L'efficacia clinica e la sicurezza sono dimostrate anche se i risultati degli studi sono ancora in fase di validazione. "Tutte le tecnologie "ultra mini invasive" hanno già il marchio CE - sottolinea Francesco Porpiglia, ordinario di Urologia dell'Università di Torino e responsabile dell'ufficio scientifico Siu - e sono già impiegate in ambito ambulatoriale e in day hospital tramite il sistema sanitario nazionale.

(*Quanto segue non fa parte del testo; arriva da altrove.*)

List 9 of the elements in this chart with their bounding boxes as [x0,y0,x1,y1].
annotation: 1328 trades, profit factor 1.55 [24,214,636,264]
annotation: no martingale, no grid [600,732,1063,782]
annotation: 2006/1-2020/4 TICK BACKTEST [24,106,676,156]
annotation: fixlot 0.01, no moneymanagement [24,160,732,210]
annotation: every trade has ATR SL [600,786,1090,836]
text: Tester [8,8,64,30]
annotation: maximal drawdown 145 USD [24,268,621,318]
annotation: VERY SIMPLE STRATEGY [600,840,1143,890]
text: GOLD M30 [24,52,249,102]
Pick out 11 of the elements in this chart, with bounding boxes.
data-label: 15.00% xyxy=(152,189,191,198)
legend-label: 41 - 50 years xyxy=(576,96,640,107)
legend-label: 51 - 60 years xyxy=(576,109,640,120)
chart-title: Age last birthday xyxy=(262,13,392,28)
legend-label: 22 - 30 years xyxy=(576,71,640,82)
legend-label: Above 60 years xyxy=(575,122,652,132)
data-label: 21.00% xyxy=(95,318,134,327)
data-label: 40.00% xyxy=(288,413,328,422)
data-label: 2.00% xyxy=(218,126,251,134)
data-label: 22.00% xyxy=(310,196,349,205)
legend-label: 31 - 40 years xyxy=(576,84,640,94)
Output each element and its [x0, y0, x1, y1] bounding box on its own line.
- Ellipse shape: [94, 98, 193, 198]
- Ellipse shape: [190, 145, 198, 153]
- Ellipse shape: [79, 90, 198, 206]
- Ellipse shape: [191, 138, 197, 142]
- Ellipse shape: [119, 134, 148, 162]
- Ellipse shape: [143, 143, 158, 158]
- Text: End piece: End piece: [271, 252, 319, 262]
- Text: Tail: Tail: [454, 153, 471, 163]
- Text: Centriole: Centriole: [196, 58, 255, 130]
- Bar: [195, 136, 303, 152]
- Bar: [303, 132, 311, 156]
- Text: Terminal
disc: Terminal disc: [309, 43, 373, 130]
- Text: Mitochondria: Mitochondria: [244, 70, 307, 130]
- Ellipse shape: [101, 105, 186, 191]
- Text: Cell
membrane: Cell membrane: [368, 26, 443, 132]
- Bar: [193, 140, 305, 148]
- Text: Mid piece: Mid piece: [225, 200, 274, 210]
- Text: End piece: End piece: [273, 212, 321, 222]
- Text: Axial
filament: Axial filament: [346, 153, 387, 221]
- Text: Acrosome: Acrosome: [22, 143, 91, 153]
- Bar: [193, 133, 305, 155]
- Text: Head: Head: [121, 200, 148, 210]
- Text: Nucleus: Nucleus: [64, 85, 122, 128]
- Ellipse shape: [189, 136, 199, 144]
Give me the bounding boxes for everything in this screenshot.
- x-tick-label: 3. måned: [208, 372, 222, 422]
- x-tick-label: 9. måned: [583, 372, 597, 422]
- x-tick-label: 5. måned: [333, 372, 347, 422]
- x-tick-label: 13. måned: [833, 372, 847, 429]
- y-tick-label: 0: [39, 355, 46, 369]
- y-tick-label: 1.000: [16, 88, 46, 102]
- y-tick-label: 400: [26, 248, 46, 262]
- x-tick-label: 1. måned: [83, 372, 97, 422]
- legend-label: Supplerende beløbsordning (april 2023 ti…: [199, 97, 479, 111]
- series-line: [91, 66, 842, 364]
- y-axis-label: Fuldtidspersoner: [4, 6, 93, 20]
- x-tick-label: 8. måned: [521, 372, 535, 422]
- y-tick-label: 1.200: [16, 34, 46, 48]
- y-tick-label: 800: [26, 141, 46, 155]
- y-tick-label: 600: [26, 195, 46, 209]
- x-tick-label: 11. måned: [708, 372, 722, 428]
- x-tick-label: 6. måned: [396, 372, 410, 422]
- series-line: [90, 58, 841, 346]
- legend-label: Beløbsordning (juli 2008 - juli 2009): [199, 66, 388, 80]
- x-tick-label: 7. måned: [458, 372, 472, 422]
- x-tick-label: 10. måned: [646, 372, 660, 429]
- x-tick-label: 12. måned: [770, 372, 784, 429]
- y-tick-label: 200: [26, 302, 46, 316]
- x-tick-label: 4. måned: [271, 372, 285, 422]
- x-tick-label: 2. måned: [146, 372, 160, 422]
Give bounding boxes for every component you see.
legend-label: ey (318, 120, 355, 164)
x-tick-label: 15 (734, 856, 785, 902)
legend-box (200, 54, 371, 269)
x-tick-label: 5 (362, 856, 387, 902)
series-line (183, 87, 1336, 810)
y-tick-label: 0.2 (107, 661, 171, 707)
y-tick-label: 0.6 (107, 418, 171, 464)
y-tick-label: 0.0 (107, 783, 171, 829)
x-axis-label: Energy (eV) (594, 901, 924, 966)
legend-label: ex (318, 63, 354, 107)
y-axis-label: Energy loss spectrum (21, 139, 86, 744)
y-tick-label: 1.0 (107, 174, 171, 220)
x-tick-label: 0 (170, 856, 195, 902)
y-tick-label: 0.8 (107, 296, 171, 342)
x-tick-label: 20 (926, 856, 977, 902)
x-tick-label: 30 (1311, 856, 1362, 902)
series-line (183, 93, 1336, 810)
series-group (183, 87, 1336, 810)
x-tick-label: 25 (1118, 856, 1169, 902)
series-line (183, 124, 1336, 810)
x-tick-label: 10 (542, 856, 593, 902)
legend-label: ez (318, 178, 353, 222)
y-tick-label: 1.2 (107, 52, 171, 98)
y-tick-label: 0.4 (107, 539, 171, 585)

Tuttavia, ad oggi il loro accesso è consentito tramite richieste specifiche e le nuove metodiche sono ancora utilizzate meno della chirurgia tradizionale". L'auspicio, aggiungono gli urologi, è che in un futuro prossimo queste tecniche entrino sempre più fra i trattamenti offerti, visti i vantaggi per il paziente.

 

Tutte queste tecniche riducono i rischi, rispetto a quelle tradizionali, spiegano gli urologi, di disfunzione erettile e eiaculazione retrograda e di emorragie, per cui sono maggiormente indicate nei pazienti in trattamento con anticoagulanti, che non devono più interrompere le terapie. "I benefici vanno dalla riduzione di spiacevoli effetti collaterali alla migliore risoluzione del problema", chiarisce Porpiglia. "In vari casi non è necessario sottoporre il paziente all'anestesia totale e al ricovero, oppure è sufficiente una breve degenza, e inoltre calano i tempi di ripresa post-operatoria". Insomma, a fronte di un investimento economico iniziale superiore, i costi potrebbero essere tagliati, su ampia scala, considerando l'impatto di tutti questi elementi. "Numerosi pazienti di età dai 50 ai 65 anni e con iperplasia prostatica benigna indicano una preferenza verso queste alternative", conclude l'esperto, "soprattutto per preservare la funzionalità sessuale e la fertilità".